Arno, le chant du signe avec « Opex »
Le chanteur Arno en studio. © Danny Willems
Le chanteur, acteur et compositeur Arno est mort d’un cancer le 23 avril 2022. Il venait d’achever Opex, un opus original qui mêle rock, blues, reprises et collaborations sensibles. Peut-être le disque le plus personnel du Flamand à la voix rauque.
C’est un disque testamentaire, dont la dernière prise (La Paloma adieu) eût lieu le jour même de la mort d’Arno. Dix chansons sur lesquelles on retrouve son complice Mirko Banovic, mais aussi son frère (au saxophone sur le surréaliste I am not gonna Whistle/ Je ne sifflerai plus) et son fils.
Sans être funèbre, l’écoute d’Opex est forcément bouleversante. Le chanteur qui se savait condamné y revisite en quelque sorte sa vie. Tant dans le style musical (très rock et blues, ponctué de quelques chansons douces) que dans les paroles et le choix des reprises.
Tout commence par ce titre un peu étrange, Opex soigneusement choisi, du nom du quartier d’Ostende où le poète a grandi. Et par ce premier morceau si nostalgique, La Vérité. Arno y chante, la voix intacte, « Embrasse le passé, il n’existe plus ». Et s’y montre aussi lucide : « Je vais me marier avec le vent/ Je prends le soleil comme mon amant ». Jouant sur les mots, le chanteur évoque sa mort à venir avec élégance.
Il en va de même sur sa reprise émouvante, en piano-voix, de Court-circuit dans mon esprit, qu’il avait enregistré en 2021 avec le pianiste du nord de la France, Sofiane Pamart, à l’occasion de Vivre, leur album commun. Dans un autre registre, en anglais, Take me back est une balade entêtante. Un chant de déréliction qui évoque l’abandon d’un homme quitté pour un autre et une supplication « Take me back/Reprends moi ». La mer y est très présente, par les synthétiseurs, les arrangements qui évoquent le bruit des galets et cette mélodie qui revient sans cesse comme le ressac…
Mais, comme souvent chez Arno, l’humour et l’ironie ne sont jamais loin : « You were the Captain of my Ship. But You Left me for a Man with a Donald Duck haircut » (« Tu étais Capitaine de mon vaisseau, mais tu m’as quitté pour un mec qui a la coiffure de Donald le Canard »).

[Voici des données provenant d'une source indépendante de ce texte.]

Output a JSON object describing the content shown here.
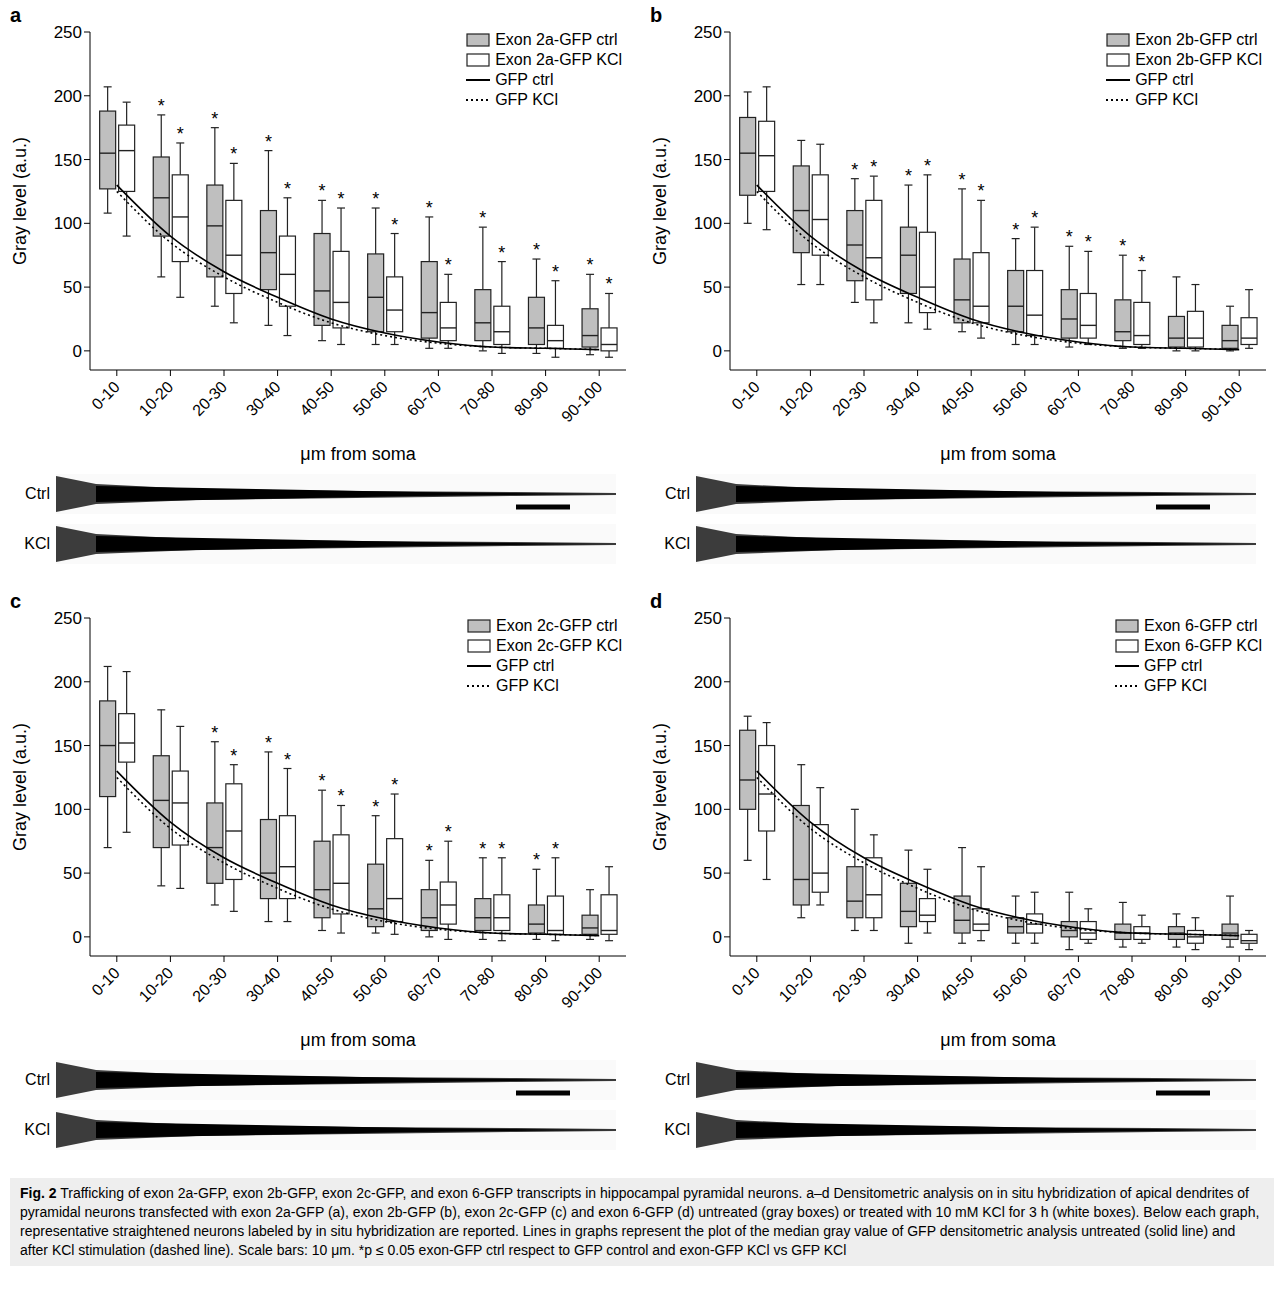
{
  "chart_data": [
    {
      "type": "box",
      "letter": "a",
      "x_label": "μm from soma",
      "y_label": "Gray level (a.u.)",
      "categories": [
        "0-10",
        "10-20",
        "20-30",
        "30-40",
        "40-50",
        "50-60",
        "60-70",
        "70-80",
        "80-90",
        "90-100"
      ],
      "ylim": [
        -15,
        250
      ],
      "yticks": [
        0,
        50,
        100,
        150,
        200,
        250
      ],
      "significance_marker": "*",
      "series": [
        {
          "name": "Exon 2a-GFP ctrl",
          "type": "box",
          "color": "#bfbfbf",
          "values": [
            [
              108,
              127,
              155,
              188,
              207
            ],
            [
              58,
              90,
              120,
              152,
              185
            ],
            [
              35,
              58,
              98,
              130,
              175
            ],
            [
              20,
              48,
              77,
              110,
              157
            ],
            [
              8,
              20,
              47,
              92,
              118
            ],
            [
              5,
              15,
              42,
              76,
              112
            ],
            [
              2,
              10,
              30,
              70,
              105
            ],
            [
              0,
              8,
              22,
              48,
              97
            ],
            [
              -2,
              5,
              18,
              42,
              72
            ],
            [
              -3,
              3,
              12,
              33,
              60
            ]
          ],
          "significant": [
            false,
            true,
            true,
            true,
            true,
            true,
            true,
            true,
            true,
            true
          ]
        },
        {
          "name": "Exon 2a-GFP KCl",
          "type": "box",
          "color": "#ffffff",
          "values": [
            [
              90,
              125,
              157,
              177,
              195
            ],
            [
              42,
              70,
              105,
              138,
              163
            ],
            [
              22,
              45,
              75,
              118,
              147
            ],
            [
              12,
              35,
              60,
              90,
              120
            ],
            [
              5,
              18,
              38,
              78,
              112
            ],
            [
              5,
              15,
              32,
              58,
              92
            ],
            [
              2,
              8,
              18,
              38,
              60
            ],
            [
              -2,
              5,
              15,
              35,
              70
            ],
            [
              -5,
              2,
              8,
              20,
              55
            ],
            [
              -5,
              0,
              5,
              18,
              45
            ]
          ],
          "significant": [
            false,
            true,
            true,
            true,
            true,
            true,
            true,
            true,
            true,
            true
          ]
        },
        {
          "name": "GFP ctrl",
          "type": "line",
          "color": "#000000",
          "line_style": "solid",
          "values": [
            130,
            90,
            62,
            42,
            25,
            14,
            7,
            3,
            2,
            1
          ]
        },
        {
          "name": "GFP KCl",
          "type": "line",
          "color": "#000000",
          "line_style": "dotted",
          "values": [
            125,
            85,
            58,
            38,
            22,
            12,
            6,
            3,
            2,
            1
          ]
        }
      ]
    },
    {
      "type": "box",
      "letter": "b",
      "x_label": "μm from soma",
      "y_label": "Gray level (a.u.)",
      "categories": [
        "0-10",
        "10-20",
        "20-30",
        "30-40",
        "40-50",
        "50-60",
        "60-70",
        "70-80",
        "80-90",
        "90-100"
      ],
      "ylim": [
        -15,
        250
      ],
      "yticks": [
        0,
        50,
        100,
        150,
        200,
        250
      ],
      "significance_marker": "*",
      "series": [
        {
          "name": "Exon 2b-GFP ctrl",
          "type": "box",
          "color": "#bfbfbf",
          "values": [
            [
              100,
              122,
              155,
              183,
              203
            ],
            [
              52,
              77,
              110,
              145,
              165
            ],
            [
              38,
              55,
              83,
              110,
              135
            ],
            [
              22,
              45,
              75,
              97,
              130
            ],
            [
              15,
              22,
              40,
              72,
              127
            ],
            [
              5,
              15,
              35,
              63,
              88
            ],
            [
              3,
              10,
              25,
              48,
              82
            ],
            [
              2,
              8,
              15,
              40,
              75
            ],
            [
              0,
              3,
              10,
              27,
              58
            ],
            [
              0,
              2,
              8,
              20,
              35
            ]
          ],
          "significant": [
            false,
            false,
            true,
            true,
            true,
            true,
            true,
            true,
            false,
            false
          ]
        },
        {
          "name": "Exon 2b-GFP KCl",
          "type": "box",
          "color": "#ffffff",
          "values": [
            [
              95,
              125,
              153,
              180,
              207
            ],
            [
              52,
              75,
              103,
              138,
              162
            ],
            [
              22,
              40,
              73,
              118,
              137
            ],
            [
              17,
              30,
              50,
              93,
              138
            ],
            [
              10,
              22,
              35,
              77,
              118
            ],
            [
              5,
              12,
              28,
              63,
              97
            ],
            [
              5,
              10,
              20,
              45,
              78
            ],
            [
              2,
              5,
              12,
              38,
              63
            ],
            [
              0,
              3,
              10,
              31,
              52
            ],
            [
              2,
              5,
              10,
              26,
              48
            ]
          ],
          "significant": [
            false,
            false,
            true,
            true,
            true,
            true,
            true,
            true,
            false,
            false
          ]
        },
        {
          "name": "GFP ctrl",
          "type": "line",
          "color": "#000000",
          "line_style": "solid",
          "values": [
            130,
            90,
            62,
            42,
            25,
            14,
            7,
            3,
            2,
            1
          ]
        },
        {
          "name": "GFP KCl",
          "type": "line",
          "color": "#000000",
          "line_style": "dotted",
          "values": [
            125,
            85,
            58,
            38,
            22,
            12,
            6,
            3,
            2,
            1
          ]
        }
      ]
    },
    {
      "type": "box",
      "letter": "c",
      "x_label": "μm from soma",
      "y_label": "Gray level (a.u.)",
      "categories": [
        "0-10",
        "10-20",
        "20-30",
        "30-40",
        "40-50",
        "50-60",
        "60-70",
        "70-80",
        "80-90",
        "90-100"
      ],
      "ylim": [
        -15,
        250
      ],
      "yticks": [
        0,
        50,
        100,
        150,
        200,
        250
      ],
      "significance_marker": "*",
      "series": [
        {
          "name": "Exon 2c-GFP ctrl",
          "type": "box",
          "color": "#bfbfbf",
          "values": [
            [
              70,
              110,
              150,
              185,
              212
            ],
            [
              40,
              70,
              107,
              142,
              178
            ],
            [
              25,
              42,
              70,
              105,
              153
            ],
            [
              12,
              30,
              50,
              92,
              145
            ],
            [
              5,
              15,
              37,
              75,
              115
            ],
            [
              3,
              8,
              22,
              57,
              95
            ],
            [
              0,
              5,
              15,
              37,
              60
            ],
            [
              -2,
              5,
              15,
              30,
              62
            ],
            [
              -2,
              3,
              10,
              25,
              53
            ],
            [
              -2,
              2,
              7,
              17,
              37
            ]
          ],
          "significant": [
            false,
            false,
            true,
            true,
            true,
            true,
            true,
            true,
            true,
            false
          ]
        },
        {
          "name": "Exon 2c-GFP KCl",
          "type": "box",
          "color": "#ffffff",
          "values": [
            [
              82,
              137,
              152,
              175,
              208
            ],
            [
              38,
              72,
              105,
              130,
              165
            ],
            [
              20,
              45,
              83,
              120,
              135
            ],
            [
              12,
              30,
              55,
              95,
              132
            ],
            [
              3,
              18,
              42,
              80,
              103
            ],
            [
              2,
              12,
              30,
              77,
              112
            ],
            [
              -2,
              10,
              25,
              43,
              75
            ],
            [
              -3,
              5,
              15,
              33,
              62
            ],
            [
              -3,
              2,
              5,
              32,
              62
            ],
            [
              -3,
              2,
              5,
              33,
              55
            ]
          ],
          "significant": [
            false,
            false,
            true,
            true,
            true,
            true,
            true,
            true,
            true,
            false
          ]
        },
        {
          "name": "GFP ctrl",
          "type": "line",
          "color": "#000000",
          "line_style": "solid",
          "values": [
            130,
            90,
            62,
            42,
            25,
            14,
            7,
            3,
            2,
            1
          ]
        },
        {
          "name": "GFP KCl",
          "type": "line",
          "color": "#000000",
          "line_style": "dotted",
          "values": [
            125,
            85,
            58,
            38,
            22,
            12,
            6,
            3,
            2,
            1
          ]
        }
      ]
    },
    {
      "type": "box",
      "letter": "d",
      "x_label": "μm from soma",
      "y_label": "Gray level (a.u.)",
      "categories": [
        "0-10",
        "10-20",
        "20-30",
        "30-40",
        "40-50",
        "50-60",
        "60-70",
        "70-80",
        "80-90",
        "90-100"
      ],
      "ylim": [
        -15,
        250
      ],
      "yticks": [
        0,
        50,
        100,
        150,
        200,
        250
      ],
      "significance_marker": "*",
      "series": [
        {
          "name": "Exon 6-GFP ctrl",
          "type": "box",
          "color": "#bfbfbf",
          "values": [
            [
              60,
              100,
              123,
              162,
              173
            ],
            [
              15,
              25,
              45,
              103,
              135
            ],
            [
              5,
              15,
              28,
              55,
              100
            ],
            [
              -5,
              8,
              20,
              42,
              68
            ],
            [
              -5,
              3,
              13,
              32,
              70
            ],
            [
              -5,
              3,
              8,
              15,
              32
            ],
            [
              -10,
              0,
              5,
              12,
              35
            ],
            [
              -8,
              -2,
              3,
              10,
              27
            ],
            [
              -8,
              -2,
              3,
              8,
              18
            ],
            [
              -8,
              -2,
              3,
              10,
              32
            ]
          ],
          "significant": [
            false,
            false,
            false,
            false,
            false,
            false,
            false,
            false,
            false,
            false
          ]
        },
        {
          "name": "Exon 6-GFP KCl",
          "type": "box",
          "color": "#ffffff",
          "values": [
            [
              45,
              83,
              112,
              150,
              168
            ],
            [
              25,
              35,
              50,
              88,
              117
            ],
            [
              5,
              15,
              33,
              62,
              80
            ],
            [
              3,
              12,
              17,
              30,
              53
            ],
            [
              -3,
              5,
              10,
              22,
              55
            ],
            [
              -5,
              3,
              10,
              18,
              35
            ],
            [
              -5,
              -2,
              3,
              12,
              22
            ],
            [
              -5,
              -2,
              3,
              8,
              17
            ],
            [
              -10,
              -5,
              0,
              5,
              15
            ],
            [
              -10,
              -5,
              -3,
              2,
              5
            ]
          ],
          "significant": [
            false,
            false,
            false,
            false,
            false,
            false,
            false,
            false,
            false,
            false
          ]
        },
        {
          "name": "GFP ctrl",
          "type": "line",
          "color": "#000000",
          "line_style": "solid",
          "values": [
            130,
            90,
            62,
            42,
            25,
            14,
            7,
            3,
            2,
            1
          ]
        },
        {
          "name": "GFP KCl",
          "type": "line",
          "color": "#000000",
          "line_style": "dotted",
          "values": [
            125,
            85,
            58,
            38,
            22,
            12,
            6,
            3,
            2,
            1
          ]
        }
      ]
    }
  ],
  "image_labels": [
    "Ctrl",
    "KCl"
  ],
  "caption": {
    "label": "Fig. 2",
    "text": "Trafficking of exon 2a-GFP, exon 2b-GFP, exon 2c-GFP, and exon 6-GFP transcripts in hippocampal pyramidal neurons. a–d Densitometric analysis on in situ hybridization of apical dendrites of pyramidal neurons transfected with exon 2a-GFP (a), exon 2b-GFP (b), exon 2c-GFP (c) and exon 6-GFP (d) untreated (gray boxes) or treated with 10 mM KCl for 3 h (white boxes). Below each graph, representative straightened neurons labeled by in situ hybridization are reported. Lines in graphs represent the plot of the median gray value of GFP densitometric analysis untreated (solid line) and after KCl stimulation (dashed line). Scale bars: 10 μm. *p ≤ 0.05 exon-GFP ctrl respect to GFP control and exon-GFP KCl vs GFP KCl"
  }
}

Poète mutin, Arno a toujours aimé disséminer des plaisanteries dans ses textes. Par pudeur, mais aussi pour provoquer. Une ironie sensible qu’on retrouve sur le grivois et très rock Boulettes aux paroles provocantes, qui lui permettent notamment de dire une dernière fois ce qu’il pense du racisme. Un autre morceau rock, c’est sa reprise de One night with you d’Elvis Presley. Une chanson hautement symbolique : c’est son écoute qui avait donné envie à Arno, alors Arnold Hinjens, de faire de la musique.
Enfin Opex, c’est aussi quelques chansons d’amour. Comme le très rock et syncopé Je suis honnête et Mon grand-père. Sur cette dernière, on retrouve Arno amoureux —et forcément exalté— pour parler d’une femme dont la beauté peut faire « des tremblements de terre partout dans le monde ».
Demeure aussi le plaisir d’étonner ses auditeurs, notamment par ce duo inattendu, La Paloma adieu, avec Mireille Mathieu. L’histoire d’un oiseau blanc qui apprend à une jeune fille que son mari est mort en mer. Cette habanera fut l’un des plus grands succès de cette icône de la chanson avec laquelle Arno rêvait de chanter. Là aussi, Arno parle indirectement de lui, lorsqu’il chante « Ma vie s’en va /, Mais n’aie pas trop de peine/ Ô mon amour adieu ». Opex s’achève sur I’m not gonna Whistle (Je ne sifflerai plus). Certes. Le passé n’existe peut-être plus, mais la musique reste.